Minor Challenges: Estate Planning With Young Children

As parents, the last thing we want to consider is not being there for our children. It’s understandable, then, that when asked to consider that “what if” we try and avoid it. But it’s critical to confront the “what ifs” when estate planning to make sure your minor children are supported and cared for. Two of the biggest issues to address are: who manages their inheritance and how they’ll receive it.

A traditional will poses unique problems when minors are involved. While the probate court will probably agree to the guardian you name for your children in the will, that guardian won’t have any control over the children’s inheritance. Your children’s expenses are paid out of their inheritance and must be approved by the court, which has limited flexibility to consider individual needs. Then, when your children come of age, they get the remaining inheritance in one lump sum (no matter what!).
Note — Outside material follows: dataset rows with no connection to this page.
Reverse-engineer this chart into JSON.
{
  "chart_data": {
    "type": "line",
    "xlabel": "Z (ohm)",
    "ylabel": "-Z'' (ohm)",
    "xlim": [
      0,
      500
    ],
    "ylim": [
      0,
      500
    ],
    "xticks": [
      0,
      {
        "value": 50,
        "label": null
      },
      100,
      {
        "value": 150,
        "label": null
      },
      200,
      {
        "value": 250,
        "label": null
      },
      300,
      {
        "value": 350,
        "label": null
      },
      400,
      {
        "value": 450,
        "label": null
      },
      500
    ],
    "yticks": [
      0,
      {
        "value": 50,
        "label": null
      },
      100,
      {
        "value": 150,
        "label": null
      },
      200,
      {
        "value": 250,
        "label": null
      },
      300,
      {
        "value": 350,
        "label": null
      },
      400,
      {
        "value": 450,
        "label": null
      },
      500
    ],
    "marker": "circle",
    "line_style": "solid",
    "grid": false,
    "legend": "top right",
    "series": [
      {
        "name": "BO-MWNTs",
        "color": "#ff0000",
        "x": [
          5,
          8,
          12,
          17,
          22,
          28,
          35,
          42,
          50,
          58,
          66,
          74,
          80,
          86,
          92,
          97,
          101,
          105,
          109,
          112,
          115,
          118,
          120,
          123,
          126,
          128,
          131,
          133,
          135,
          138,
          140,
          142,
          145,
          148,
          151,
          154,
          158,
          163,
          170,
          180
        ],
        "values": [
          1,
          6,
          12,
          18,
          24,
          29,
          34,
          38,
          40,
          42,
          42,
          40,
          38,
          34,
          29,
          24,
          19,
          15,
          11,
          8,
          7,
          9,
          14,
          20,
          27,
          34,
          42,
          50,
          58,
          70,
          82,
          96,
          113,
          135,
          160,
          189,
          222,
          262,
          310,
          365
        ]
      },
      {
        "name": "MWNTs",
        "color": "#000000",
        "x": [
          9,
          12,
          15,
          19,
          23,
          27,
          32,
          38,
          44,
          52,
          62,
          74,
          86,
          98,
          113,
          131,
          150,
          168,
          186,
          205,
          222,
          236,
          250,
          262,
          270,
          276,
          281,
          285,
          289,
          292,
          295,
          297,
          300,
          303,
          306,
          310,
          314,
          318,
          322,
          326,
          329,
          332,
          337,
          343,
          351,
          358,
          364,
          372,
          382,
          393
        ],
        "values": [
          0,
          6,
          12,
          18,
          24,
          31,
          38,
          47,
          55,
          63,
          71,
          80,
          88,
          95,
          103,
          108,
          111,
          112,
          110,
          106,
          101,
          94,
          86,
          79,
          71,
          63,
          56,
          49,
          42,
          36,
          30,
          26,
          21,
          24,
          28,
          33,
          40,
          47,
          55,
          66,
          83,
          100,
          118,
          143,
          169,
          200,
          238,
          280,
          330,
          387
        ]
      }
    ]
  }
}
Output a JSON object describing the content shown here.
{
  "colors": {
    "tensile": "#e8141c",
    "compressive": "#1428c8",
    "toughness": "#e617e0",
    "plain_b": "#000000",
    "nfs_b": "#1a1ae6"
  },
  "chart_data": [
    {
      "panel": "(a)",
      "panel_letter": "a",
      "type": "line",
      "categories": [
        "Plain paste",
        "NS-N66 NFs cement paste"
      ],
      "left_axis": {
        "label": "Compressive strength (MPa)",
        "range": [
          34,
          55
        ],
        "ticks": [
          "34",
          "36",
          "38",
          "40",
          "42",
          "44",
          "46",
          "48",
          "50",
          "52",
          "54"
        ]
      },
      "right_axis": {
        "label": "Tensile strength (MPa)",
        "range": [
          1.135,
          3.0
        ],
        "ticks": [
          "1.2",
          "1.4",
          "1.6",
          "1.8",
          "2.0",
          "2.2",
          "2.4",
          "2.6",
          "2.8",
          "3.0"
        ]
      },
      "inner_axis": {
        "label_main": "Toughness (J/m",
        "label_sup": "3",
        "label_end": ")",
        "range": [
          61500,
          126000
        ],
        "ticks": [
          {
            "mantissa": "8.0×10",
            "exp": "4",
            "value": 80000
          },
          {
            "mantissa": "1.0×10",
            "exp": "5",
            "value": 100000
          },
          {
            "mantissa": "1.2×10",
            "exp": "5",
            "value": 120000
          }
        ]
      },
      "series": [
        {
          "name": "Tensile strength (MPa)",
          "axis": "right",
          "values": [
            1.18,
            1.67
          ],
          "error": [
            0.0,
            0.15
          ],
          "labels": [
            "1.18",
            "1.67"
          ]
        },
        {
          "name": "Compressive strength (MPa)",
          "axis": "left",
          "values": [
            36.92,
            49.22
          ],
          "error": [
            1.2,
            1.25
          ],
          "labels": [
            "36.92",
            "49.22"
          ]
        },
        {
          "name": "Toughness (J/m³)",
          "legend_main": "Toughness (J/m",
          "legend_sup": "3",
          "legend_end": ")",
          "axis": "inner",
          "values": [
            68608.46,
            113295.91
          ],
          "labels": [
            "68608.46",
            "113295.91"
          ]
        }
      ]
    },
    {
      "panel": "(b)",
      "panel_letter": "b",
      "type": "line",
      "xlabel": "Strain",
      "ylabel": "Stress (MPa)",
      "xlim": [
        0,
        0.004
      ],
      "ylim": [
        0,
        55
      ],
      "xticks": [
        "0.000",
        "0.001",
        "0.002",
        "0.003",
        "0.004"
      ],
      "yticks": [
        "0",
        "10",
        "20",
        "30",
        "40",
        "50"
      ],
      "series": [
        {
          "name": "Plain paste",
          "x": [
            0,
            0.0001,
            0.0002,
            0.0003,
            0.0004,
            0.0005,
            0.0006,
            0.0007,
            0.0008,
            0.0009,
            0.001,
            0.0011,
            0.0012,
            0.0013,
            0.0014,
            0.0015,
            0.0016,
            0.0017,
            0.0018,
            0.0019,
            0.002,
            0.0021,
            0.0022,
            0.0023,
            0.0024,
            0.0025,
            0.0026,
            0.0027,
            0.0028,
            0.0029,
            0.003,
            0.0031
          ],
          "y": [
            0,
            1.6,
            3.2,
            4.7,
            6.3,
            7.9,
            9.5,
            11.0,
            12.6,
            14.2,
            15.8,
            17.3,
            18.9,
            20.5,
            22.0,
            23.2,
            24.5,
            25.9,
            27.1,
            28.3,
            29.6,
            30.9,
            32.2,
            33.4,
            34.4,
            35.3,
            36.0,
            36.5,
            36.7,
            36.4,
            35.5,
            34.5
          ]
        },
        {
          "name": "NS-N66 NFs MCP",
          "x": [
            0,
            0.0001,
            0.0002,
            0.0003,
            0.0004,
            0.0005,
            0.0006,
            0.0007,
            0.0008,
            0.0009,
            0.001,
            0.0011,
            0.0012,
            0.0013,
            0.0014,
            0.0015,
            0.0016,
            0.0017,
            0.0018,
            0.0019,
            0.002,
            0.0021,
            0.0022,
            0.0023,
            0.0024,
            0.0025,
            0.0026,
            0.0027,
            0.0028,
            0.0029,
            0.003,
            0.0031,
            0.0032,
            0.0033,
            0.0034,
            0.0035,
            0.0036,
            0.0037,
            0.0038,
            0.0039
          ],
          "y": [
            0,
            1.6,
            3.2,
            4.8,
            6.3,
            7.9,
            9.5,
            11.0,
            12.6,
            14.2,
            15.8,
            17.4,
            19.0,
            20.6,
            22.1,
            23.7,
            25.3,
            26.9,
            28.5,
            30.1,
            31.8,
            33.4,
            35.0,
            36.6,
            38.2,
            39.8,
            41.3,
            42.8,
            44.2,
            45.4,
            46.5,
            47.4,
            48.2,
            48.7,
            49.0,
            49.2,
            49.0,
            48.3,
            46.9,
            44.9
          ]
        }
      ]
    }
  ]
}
A better approach is setting up a revocable living trust (RLT) for your children.  The guardian you appoint as trustee manages the children’s inheritance. You can give them the flexibility to spend more or less of the inheritance depending on each child’s needs.  You can also provide for your children to receive their inheritance only when they’re older (for example, 25 rather than 18) or over time (instead of one lump sum). An extra advantage is that property in the trust can be protected from creditors.

Hopefully, the only guardian your children ever need is you. But thoughtful estate planning now ensures that your children will be taken care of if the unexpected happens. A properly set up RLT can meet your children’s needs and give you peace of mind.